Ocean conveyor belt · AMOC · Deep water formation · Climate sensitivity
A planet-scale heat engine driven by tiny density differences. Warm salty water flows poleward, cools, sinks, and returns as cold deep current — redistributing heat and regulating Earth's climate.
Ocean density depends on both temperature (cold = denser) and salinity (salty = denser): ρ = ρ₀[1 − α(T − T₀) + β(S − S₀)]. In the North Atlantic, the Gulf Stream delivers warm salty water from the tropics. As it cools near Greenland it becomes dense enough to sink — this is North Atlantic Deep Water (NADW) formation. The sinking drives a return flow of cold bottom water through the deep ocean, completing the Atlantic Meridional Overturning Circulation (AMOC) with a strength of ~18 Sverdrups (1 Sv = 10⁶ m³/s).
Drag the Global Temperature slider to warm the planet. As Arctic temperatures rise, Greenland ice melts, adding fresh (low-density) water to the North Atlantic surface — this freshwater "cap" prevents deep water formation and weakens the AMOC. Watch the AMOC strength gauge and circulation arrows slow down. The Freshwater Flux slider lets you simulate a catastrophic glacial melt event.

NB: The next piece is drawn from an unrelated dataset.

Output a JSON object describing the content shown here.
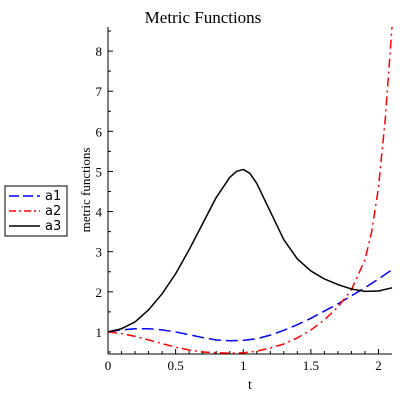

At very high freshwater input the model approaches AMOC collapse — a scenario studied by climate scientists as a potential tipping point.
The Gulf Stream carries ~100 times more water than all the world's rivers combined. Without thermohaline circulation, Northern Europe would be 5–10°C colder — similar to Labrador in Canada at the same latitude. Recent studies (2023) suggest AMOC could collapse between 2025 and 2095 under high emissions scenarios — which would cause rapid cooling in Europe even as the global average warms. The last AMOC collapse, ~12 900 years ago during the Younger Dryas, triggered a 1 000-year cold snap in the Northern Hemisphere.